Calcutta, June 21: The West Bengal State Electricity Board’s mounting loss has eaten up 87 per cent of its net worth, according to a study conducted by international consultant KPMG.

KPMG was commissioned by Japan Bank of International Co-operation (JBIC) to work out a time-bound action plan for WBSEB. JBIC provides funds to WBSEB for renovation and expansion of its distribution and transmission.

KPMG has identified three major areas of concern — lack of commercial orientation, high aggregate technical loss and a mounting loss which has already eroded the board’s net worth. WBSEB is saddled with a loss of Rs 800 crore.

“This study is very crucial for us,” said a senior WBSEB official.
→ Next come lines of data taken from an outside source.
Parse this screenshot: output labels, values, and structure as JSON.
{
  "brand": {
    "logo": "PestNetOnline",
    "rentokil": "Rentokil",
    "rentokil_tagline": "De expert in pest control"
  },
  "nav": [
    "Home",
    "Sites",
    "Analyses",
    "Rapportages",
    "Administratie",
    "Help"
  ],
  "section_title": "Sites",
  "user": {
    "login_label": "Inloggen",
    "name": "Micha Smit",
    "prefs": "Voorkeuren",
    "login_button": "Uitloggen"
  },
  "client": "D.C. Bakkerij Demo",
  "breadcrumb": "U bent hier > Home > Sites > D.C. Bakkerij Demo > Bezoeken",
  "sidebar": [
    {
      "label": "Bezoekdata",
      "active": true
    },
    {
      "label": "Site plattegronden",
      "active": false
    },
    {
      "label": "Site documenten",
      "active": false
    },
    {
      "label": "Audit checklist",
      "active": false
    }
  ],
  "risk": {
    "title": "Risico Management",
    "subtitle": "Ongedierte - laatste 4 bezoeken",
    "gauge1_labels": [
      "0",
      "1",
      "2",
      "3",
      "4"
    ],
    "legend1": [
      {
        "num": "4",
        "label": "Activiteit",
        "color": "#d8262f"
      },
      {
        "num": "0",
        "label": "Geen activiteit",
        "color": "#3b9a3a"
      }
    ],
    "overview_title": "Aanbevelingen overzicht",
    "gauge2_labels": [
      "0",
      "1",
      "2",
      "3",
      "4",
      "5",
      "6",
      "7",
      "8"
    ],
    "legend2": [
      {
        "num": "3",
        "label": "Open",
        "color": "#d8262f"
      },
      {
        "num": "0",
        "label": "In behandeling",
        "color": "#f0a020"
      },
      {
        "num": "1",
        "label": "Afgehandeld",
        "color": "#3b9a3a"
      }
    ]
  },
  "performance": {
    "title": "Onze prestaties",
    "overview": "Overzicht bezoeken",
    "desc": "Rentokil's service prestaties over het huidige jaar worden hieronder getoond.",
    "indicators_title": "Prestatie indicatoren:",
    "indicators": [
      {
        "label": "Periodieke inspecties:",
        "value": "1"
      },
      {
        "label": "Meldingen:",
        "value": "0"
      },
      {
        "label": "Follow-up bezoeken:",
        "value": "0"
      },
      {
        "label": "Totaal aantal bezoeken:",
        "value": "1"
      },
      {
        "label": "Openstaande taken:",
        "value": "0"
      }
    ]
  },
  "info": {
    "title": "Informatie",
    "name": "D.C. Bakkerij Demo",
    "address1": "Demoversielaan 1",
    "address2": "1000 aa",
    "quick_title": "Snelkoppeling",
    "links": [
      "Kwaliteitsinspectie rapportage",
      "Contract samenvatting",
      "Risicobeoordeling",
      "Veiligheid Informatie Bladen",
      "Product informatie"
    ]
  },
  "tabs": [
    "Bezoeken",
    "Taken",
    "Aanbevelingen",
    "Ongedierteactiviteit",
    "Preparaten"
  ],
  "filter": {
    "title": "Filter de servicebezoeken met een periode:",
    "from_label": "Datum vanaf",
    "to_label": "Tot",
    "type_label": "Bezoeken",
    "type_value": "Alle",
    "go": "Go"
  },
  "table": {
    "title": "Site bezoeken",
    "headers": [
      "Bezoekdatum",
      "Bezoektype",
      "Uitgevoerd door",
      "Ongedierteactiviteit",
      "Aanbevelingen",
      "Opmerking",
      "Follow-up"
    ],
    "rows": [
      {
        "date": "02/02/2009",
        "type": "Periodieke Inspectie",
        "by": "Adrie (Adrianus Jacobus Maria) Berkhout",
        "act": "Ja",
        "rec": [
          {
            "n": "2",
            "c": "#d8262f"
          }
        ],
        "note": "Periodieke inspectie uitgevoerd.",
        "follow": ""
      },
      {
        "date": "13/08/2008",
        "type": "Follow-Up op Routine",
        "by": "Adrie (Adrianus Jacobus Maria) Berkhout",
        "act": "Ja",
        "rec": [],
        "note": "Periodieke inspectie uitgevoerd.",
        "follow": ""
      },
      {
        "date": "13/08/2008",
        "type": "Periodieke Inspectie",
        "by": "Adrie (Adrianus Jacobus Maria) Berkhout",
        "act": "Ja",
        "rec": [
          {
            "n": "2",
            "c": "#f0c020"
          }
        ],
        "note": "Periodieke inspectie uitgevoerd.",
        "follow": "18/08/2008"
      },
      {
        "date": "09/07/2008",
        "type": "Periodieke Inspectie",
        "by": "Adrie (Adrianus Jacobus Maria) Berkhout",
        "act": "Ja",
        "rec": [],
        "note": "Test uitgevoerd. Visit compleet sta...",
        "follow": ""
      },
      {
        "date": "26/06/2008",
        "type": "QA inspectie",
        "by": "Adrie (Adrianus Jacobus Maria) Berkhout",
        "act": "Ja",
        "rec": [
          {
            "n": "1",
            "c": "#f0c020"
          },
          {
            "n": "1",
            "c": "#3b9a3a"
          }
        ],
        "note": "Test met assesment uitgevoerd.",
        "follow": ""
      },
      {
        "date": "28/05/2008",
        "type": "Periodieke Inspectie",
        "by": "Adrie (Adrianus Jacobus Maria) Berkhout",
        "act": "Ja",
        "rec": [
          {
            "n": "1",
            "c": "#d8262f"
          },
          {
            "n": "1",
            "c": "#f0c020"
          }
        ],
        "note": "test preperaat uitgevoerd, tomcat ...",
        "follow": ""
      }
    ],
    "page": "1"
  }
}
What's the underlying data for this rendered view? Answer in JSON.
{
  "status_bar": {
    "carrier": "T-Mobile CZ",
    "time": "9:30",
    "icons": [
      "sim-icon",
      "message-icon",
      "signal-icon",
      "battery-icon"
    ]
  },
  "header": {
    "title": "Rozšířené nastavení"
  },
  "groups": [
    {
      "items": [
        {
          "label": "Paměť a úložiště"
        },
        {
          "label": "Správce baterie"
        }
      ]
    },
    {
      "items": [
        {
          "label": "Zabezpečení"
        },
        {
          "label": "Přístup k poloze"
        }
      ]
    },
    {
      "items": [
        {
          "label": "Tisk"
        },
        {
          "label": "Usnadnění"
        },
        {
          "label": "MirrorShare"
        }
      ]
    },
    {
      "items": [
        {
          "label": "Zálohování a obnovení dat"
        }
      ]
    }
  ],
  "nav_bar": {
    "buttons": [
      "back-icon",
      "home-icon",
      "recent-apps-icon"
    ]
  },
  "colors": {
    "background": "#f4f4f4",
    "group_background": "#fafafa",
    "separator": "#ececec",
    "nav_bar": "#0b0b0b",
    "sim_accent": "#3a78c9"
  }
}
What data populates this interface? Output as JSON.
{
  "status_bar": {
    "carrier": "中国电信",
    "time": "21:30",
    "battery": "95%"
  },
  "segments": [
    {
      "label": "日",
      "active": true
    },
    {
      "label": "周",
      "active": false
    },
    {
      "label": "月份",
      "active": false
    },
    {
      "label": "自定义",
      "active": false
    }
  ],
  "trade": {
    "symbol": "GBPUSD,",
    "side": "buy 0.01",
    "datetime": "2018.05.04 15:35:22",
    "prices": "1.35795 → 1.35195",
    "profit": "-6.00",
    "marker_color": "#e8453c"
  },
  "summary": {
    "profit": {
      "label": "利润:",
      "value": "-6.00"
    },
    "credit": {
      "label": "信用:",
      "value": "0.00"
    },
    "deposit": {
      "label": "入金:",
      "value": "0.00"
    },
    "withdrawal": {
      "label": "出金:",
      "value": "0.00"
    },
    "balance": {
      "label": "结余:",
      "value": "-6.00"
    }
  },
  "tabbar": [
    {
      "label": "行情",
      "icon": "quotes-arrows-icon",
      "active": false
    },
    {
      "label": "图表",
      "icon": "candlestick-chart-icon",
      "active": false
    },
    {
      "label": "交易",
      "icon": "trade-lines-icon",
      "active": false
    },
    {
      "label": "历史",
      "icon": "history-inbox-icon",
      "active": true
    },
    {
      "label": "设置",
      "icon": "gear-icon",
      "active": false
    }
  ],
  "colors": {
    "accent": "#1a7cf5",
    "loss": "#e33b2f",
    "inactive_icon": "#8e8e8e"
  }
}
Commenting on the business environment of the board, KPMG said the aggregate technical loss (ATC) was brought down to 36 per cent in November 2002 but the loss is still quite high. There is an imperative need and scope for considerable reduction of the loss, it added.

WBSEB suffers a loss of around Re 1 per unit on each unit of power purchased/generated and sold.

Although the average realisation has increased by 63 paise/unit, the corresponding cost of supply has increased by 68 paise per unit leading to further widening of the gap by 5 paise per unit.

KPMG said that the rate of return of the board has been negative and compares poorly with the prescribed statutory return of 3 per cent.

The consultant has also observed that ageing workforce is another major concern. “Training is not viewed seriously by the employees and there they lack interest in training programmes,” it added.

KPMG conducted extensive interviews at various levels and visited different circles, divisions, sub-divisions and supply stations before it came to such a conclusion.

The consultant has also suggested some remedies for WBSEB’s woes. First, the board should try and meet its revenue targets through 100 per cent metering, billing and collection and take prompt action against erring consumers. Second, the board has also been asked to ensure actual meter reading and report any case of meter tampering.

At the corporate level, the consultant has suggested that WBSEB should take up a supportive role rather than the policing role to the field offices. The officers at the corporate level should monitor performance of distribution centres through regular energy audit.

For employees, KPMG has suggested a scheme that would recognise and reward performance through a carrot-and-stick mechanism.